En France, il est employé à compter de 1776, en remplacement de l’appellation garçon-major qui désignait la fonction du bas-officier le plus ancien de la troupe concernée. Mais avant cela, beaucoup de grades et de fonctions militaires, aujourd’hui disparus, furent formés sur le terme
« adjudant ». Une proportion non négligeable d’entre elles revêtait des fonctions d’officier de haut rang. Prenons, pour illustrer notre propos, la fonction d’adjudant commandant, créé par arrêté de l’an VIII (17 messidor) sous Napoléon BONAPARTE, et qui a remplacé dans l’état-major de l’armée, les adjudants généraux. Les adjudants commandants étaient employés, soit comme chefs d’état-major de division, soit comme sous-chefs d’état-major d’armée, ou de corps d’armée, soit en toute autre fonction analogue.

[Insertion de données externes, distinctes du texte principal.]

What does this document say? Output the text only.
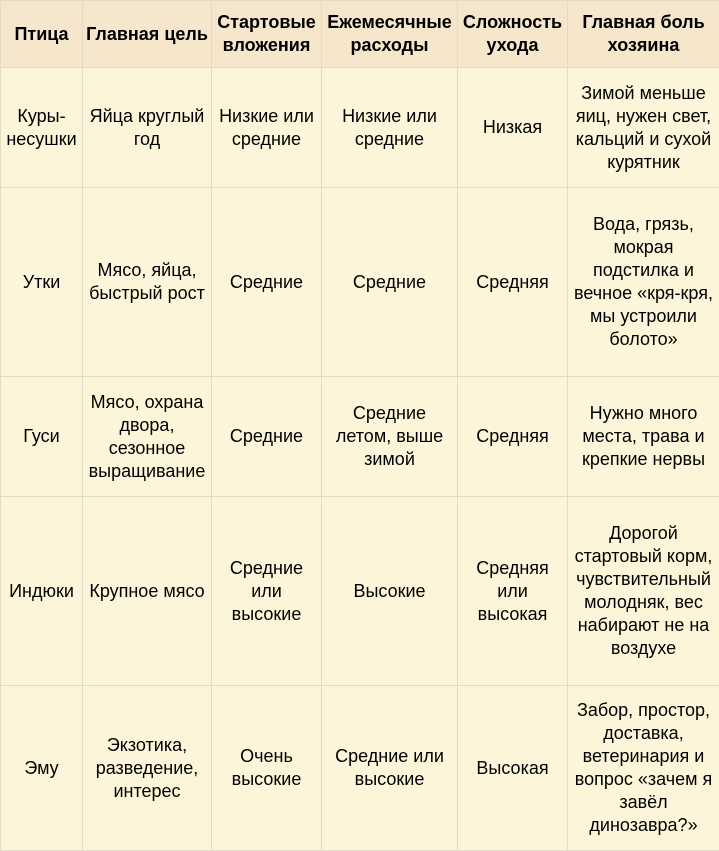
Птица	Главная цель	Стартовые вложения	Ежемесячные расходы	Сложность ухода	Главная боль хозяина
Куры-несушки	Яйца круглый год	Низкие или средние	Низкие или средние	Низкая	Зимой меньше яиц, нужен свет, кальций и сухой курятник
Утки	Мясо, яйца, быстрый рост	Средние	Средние	Средняя	Вода, грязь, мокрая подстилка и вечное «кря-кря, мы устроили болото»
Гуси	Мясо, охрана двора, сезонное выращивание	Средние	Средние летом, выше зимой	Средняя	Нужно много места, трава и крепкие нервы
Индюки	Крупное мясо	Средние или высокие	Высокие	Средняя или высокая	Дорогой стартовый корм, чувствительный молодняк, вес набирают не на воздухе
Эму	Экзотика, разведение, интерес	Очень высокие	Средние или высокие	Высокая	Забор, простор, доставка, ветеринария и вопрос «зачем я завёл динозавра?»
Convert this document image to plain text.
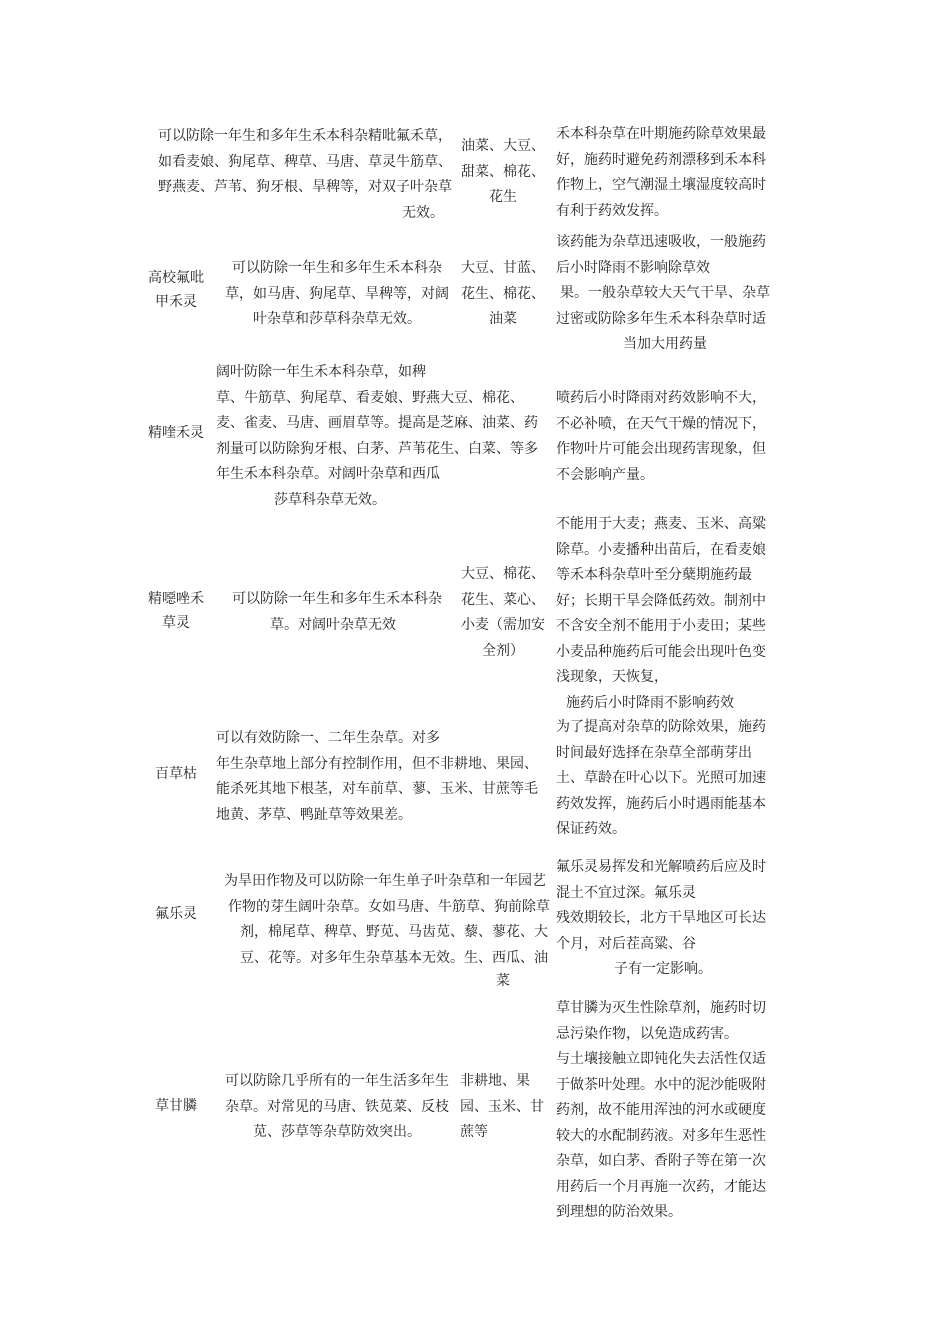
可以防除一年生和多年生禾本科杂精吡氟禾草，
如看麦娘、狗尾草、稗草、马唐、草灵牛筋草、
野燕麦、芦苇、狗牙根、旱稗等，对双子叶杂草
无效。
油菜、大豆、
甜菜、棉花、
花生
禾本科杂草在叶期施药除草效果最
好，施药时避免药剂漂移到禾本科
作物上，空气潮湿土壤湿度较高时
有利于药效发挥。
高校氟吡
甲禾灵
可以防除一年生和多年生禾本科杂
草，如马唐、狗尾草、旱稗等，对阔
叶杂草和莎草科杂草无效。
大豆、甘蓝、
花生、棉花、
油菜
该药能为杂草迅速吸收，一般施药
后小时降雨不影响除草效
果。一般杂草较大天气干旱、杂草
过密或防除多年生禾本科杂草时适
当加大用药量
精喹禾灵
阔叶防除一年生禾本科杂草，如稗
草、牛筋草、狗尾草、看麦娘、野燕大豆、棉花、
麦、雀麦、马唐、画眉草等。提高是芝麻、油菜、药
剂量可以防除狗牙根、白茅、芦苇花生、白菜、等多
年生禾本科杂草。对阔叶杂草和西瓜
莎草科杂草无效。
喷药后小时降雨对药效影响不大，
不必补喷，在天气干燥的情况下，
作物叶片可能会出现药害现象，但
不会影响产量。
精噁唑禾
草灵
可以防除一年生和多年生禾本科杂
草。对阔叶杂草无效
大豆、棉花、
花生、菜心、
小麦（需加安
全剂）
不能用于大麦；燕麦、玉米、高粱
除草。小麦播种出苗后，在看麦娘
等禾本科杂草叶至分蘖期施药最
好；长期干旱会降低药效。制剂中
不含安全剂不能用于小麦田；某些
小麦品种施药后可能会出现叶色变
浅现象，天恢复，
施药后小时降雨不影响药效
百草枯
可以有效防除一、二年生杂草。对多
年生杂草地上部分有控制作用，但不非耕地、果园、
能杀死其地下根茎，对车前草、蓼、玉米、甘蔗等毛
地黄、茅草、鸭趾草等效果差。
为了提高对杂草的防除效果，施药
时间最好选择在杂草全部萌芽出
土、草龄在叶心以下。光照可加速
药效发挥，施药后小时遇雨能基本
保证药效。
氟乐灵
为旱田作物及可以防除一年生单子叶杂草和一年园艺
作物的芽生阔叶杂草。女如马唐、牛筋草、狗前除草
剂，棉尾草、稗草、野苋、马齿苋、藜、蓼花、大
豆、花等。对多年生杂草基本无效。生、西瓜、油
菜
氟乐灵易挥发和光解喷药后应及时
混土不宜过深。氟乐灵
残效期较长，北方干旱地区可长达
个月，对后茬高粱、谷
子有一定影响。
草甘膦
可以防除几乎所有的一年生活多年生
杂草。对常见的马唐、铁苋菜、反枝
苋、莎草等杂草防效突出。
非耕地、果
园、玉米、甘
蔗等
草甘膦为灭生性除草剂，施药时切
忌污染作物，以免造成药害。
与土壤接触立即钝化失去活性仅适
于做茶叶处理。水中的泥沙能吸附
药剂，故不能用浑浊的河水或硬度
较大的水配制药液。对多年生恶性
杂草，如白茅、香附子等在第一次
用药后一个月再施一次药，才能达
到理想的防治效果。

Adjudant Da RIF – compagnon de la libération – 13e DBLE
Le tableau ci-dessus donne un aperçu des différentes appellations qui ont pu exister. Nous avons dénombré ainsi trente-cinq[1] déclinaisons différentes rien que pour les troupes exclusivement françaises.
En 1776, c’est le plus haut gradé créé parmi les bas-officiers. Doté d’un cheval en temps de guerre, il va à pied en temps de paix. À l’origine, placé hors des compagnies, au niveau des bataillons et régiments, c’est un sous-officier d’état-major essentiellement chargé du service intérieur, de la logistique, des transmissions, de l’exécution des ordres imprévus. Son rôle principal est donc d’assister les officiers dans l’exécution de leurs tâches. À partir de 1887, on ajoute à l’adjudant de bataillon un adjudant par compagnie, ce qui banalise son rôle et multiplie les attributions pourtant déjà nombreuses (rassemblement de la troupe, numérisation des files, égalisation des pelotons, surveillance des cantines, instruction des caporaux, distribution des corvées…) qui lui sont imparties.
L’adjudant d’unité (compagnie, escadron ou batterie) est l’héritier direct de ce passé laborieux, même si aujourd’hui bon nombre d’adjudants tiennent des postes qualifiés et spécialisés.
C’est le premier grade de sous-officier supérieur. Depuis 2009[2], le rang d’adjudant est le troisième plus élevé de la hiérarchie des sous-officiers, après ceux d’adjudant-chef et de major.
Son insigne de grade est un galon coupé d’une soutache rouge, galon de couleur inverse à celle des boutons et de l’insigne d’arme. Pour différencier un adjudant d’un adjudant-chef, il faut également prendre en compte la couleur de l’écusson de l’arme associée ou bien celle des boutons d’uniforme. Si les deux sont de la même couleur, il s’agit d’un adjudant-chef, si les couleurs ne sont pas homogènes, il s’agit d’un adjudant.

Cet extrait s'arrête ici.